During a fish fry last week, Kay-Nah-Chi-Wah-Nung Historical Centre received a massive gift from a local donor, an original Treaty Three signing medal.

Originally, treaty medals were part of Canada’s and First Nations Treaty negotiations, and it would signify Canada’s commitment to the promises made to the First Nation’s people of Treaty Three.

Kay-Nah-Chi-Wah-Nung Historical Centre archivist Jessie Richard said the center will display the medal at their 150-year treaty exhibit.

Richard said the medal had been on loan at the Fort Frances Museum and Cultural Centre.

Richard said the medal came from Ted Lloyd, whose grandfather Bruce Lloyd owned Lloyd's Tourist Emporium in Fort Frances.
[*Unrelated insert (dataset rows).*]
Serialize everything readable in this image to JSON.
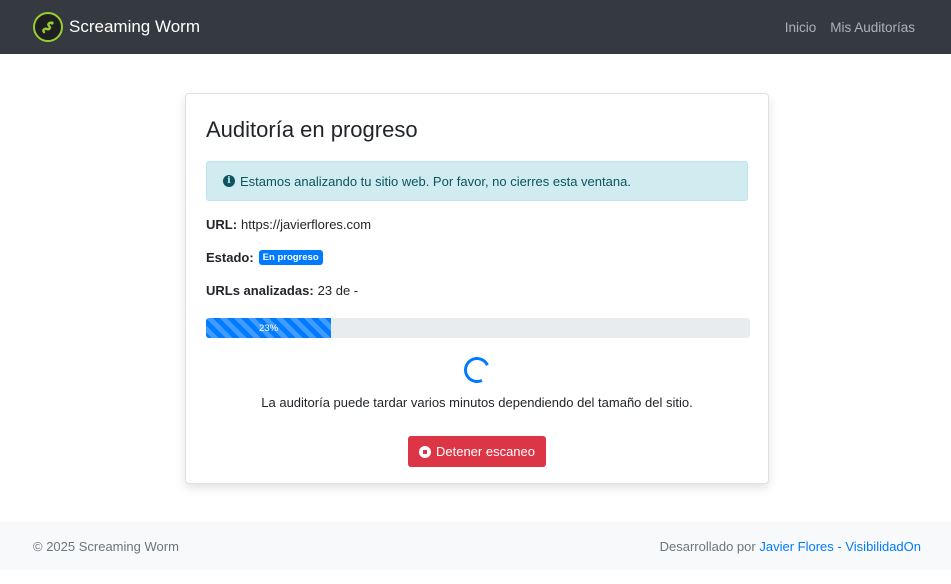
{
  "navbar": {
    "brand": "Screaming Worm",
    "links": [
      "Inicio",
      "Mis Auditorías"
    ]
  },
  "card": {
    "title": "Auditoría en progreso",
    "alert": "Estamos analizando tu sitio web. Por favor, no cierres esta ventana.",
    "url_label": "URL:",
    "url_value": "https://javierflores.com",
    "status_label": "Estado:",
    "status_badge": "En progreso",
    "urls_label": "URLs analizadas:",
    "urls_value": "23 de -",
    "progress_text": "23%",
    "progress_value": 23,
    "note": "La auditoría puede tardar varios minutos dependiendo del tamaño del sitio.",
    "stop_button": "Detener escaneo"
  },
  "footer": {
    "copyright": "© 2025 Screaming Worm",
    "developed_by": "Desarrollado por",
    "author": "Javier Flores",
    "separator": "-",
    "company": "VisibilidadOn"
  },
  "colors": {
    "navbar": "#343a40",
    "primary": "#007bff",
    "danger": "#dc3545",
    "info_bg": "#d1ecf1",
    "info_text": "#0c5460"
  },
  "icons": {
    "brand": "worm-logo-icon",
    "alert": "info-circle-icon",
    "loading": "spinner-icon",
    "stop": "stop-circle-icon"
  }
}
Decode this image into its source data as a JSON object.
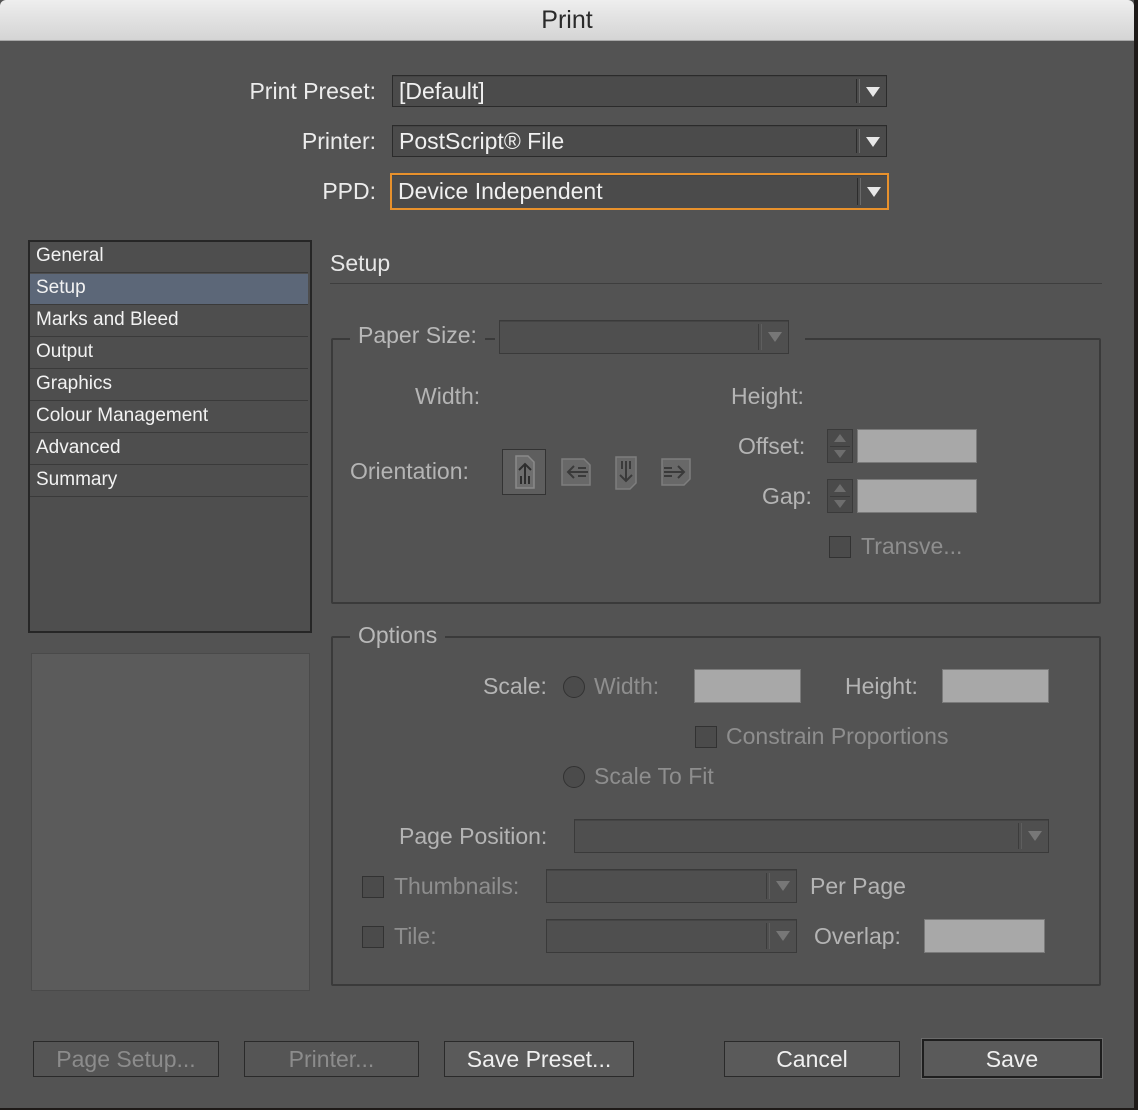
{
  "window": {
    "title": "Print"
  },
  "header": {
    "preset_label": "Print Preset:",
    "preset_value": "[Default]",
    "printer_label": "Printer:",
    "printer_value": "PostScript® File",
    "ppd_label": "PPD:",
    "ppd_value": "Device Independent"
  },
  "categories": [
    "General",
    "Setup",
    "Marks and Bleed",
    "Output",
    "Graphics",
    "Colour Management",
    "Advanced",
    "Summary"
  ],
  "selected_category": "Setup",
  "panel": {
    "title": "Setup"
  },
  "paper": {
    "label": "Paper Size:",
    "value": "",
    "width_label": "Width:",
    "height_label": "Height:",
    "offset_label": "Offset:",
    "gap_label": "Gap:",
    "orientation_label": "Orientation:",
    "orientation_options": [
      "portrait",
      "landscape",
      "reverse-portrait",
      "reverse-landscape"
    ],
    "transverse_label": "Transve..."
  },
  "options": {
    "legend": "Options",
    "scale_label": "Scale:",
    "width_label": "Width:",
    "height_label": "Height:",
    "constrain_label": "Constrain Proportions",
    "scale_to_fit_label": "Scale To Fit",
    "page_position_label": "Page Position:",
    "thumbnails_label": "Thumbnails:",
    "per_page_label": "Per Page",
    "tile_label": "Tile:",
    "overlap_label": "Overlap:"
  },
  "buttons": {
    "page_setup": "Page Setup...",
    "printer": "Printer...",
    "save_preset": "Save Preset...",
    "cancel": "Cancel",
    "save": "Save"
  },
  "colors": {
    "focus": "#e8912c",
    "selection": "#5c6778",
    "background": "#535353"
  }
}
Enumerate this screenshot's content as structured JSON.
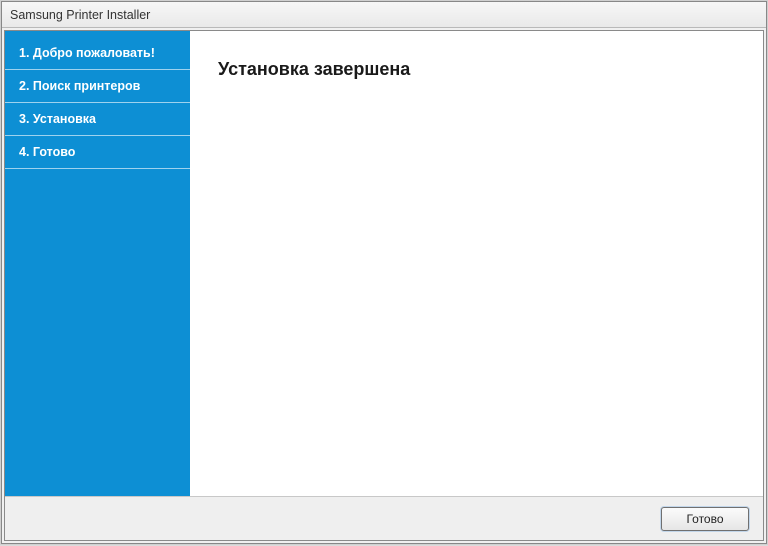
{
  "window": {
    "title": "Samsung Printer Installer"
  },
  "sidebar": {
    "items": [
      {
        "label": "1. Добро пожаловать!"
      },
      {
        "label": "2. Поиск принтеров"
      },
      {
        "label": "3. Установка"
      },
      {
        "label": "4. Готово"
      }
    ]
  },
  "main": {
    "heading": "Установка завершена"
  },
  "footer": {
    "done_label": "Готово"
  }
}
“The Lloyd's Tourist Emporium was really interested in collecting artifacts and collecting curiosities, so Bruce was a coin collector and he somehow came upon this Treaty coin. When he died in the late 30s, he passed it on to his son,” said Richard.  

"There is a lot of mystery around this. There is nothing on the medal to know which chief would have received this, but we are very excited to be having it handed over during the ceremony with Chief Marcel Medicine present.”  

The importance of receiving artifacts as culturally significant as the Treaty Three signing medal is that Kay-Nah-Chi-Wah-Nung Historical Centre is a museum that is specifically for the reclamation of Indigenous history.

“We can cease the artifacts and cease the regalia and all of the cultural items in a way that other museums may not have that opportunity. So, when we are able to bring artifacts back home here, we are also able to have community members come out and look at them and examine them and be a part of that learning process,” Richard said.

To celebrate the 150th year of Treaty Three in October, Kay-Nah-Chi-Wah-Nung Historical Centre have the signing medal on display for all to see.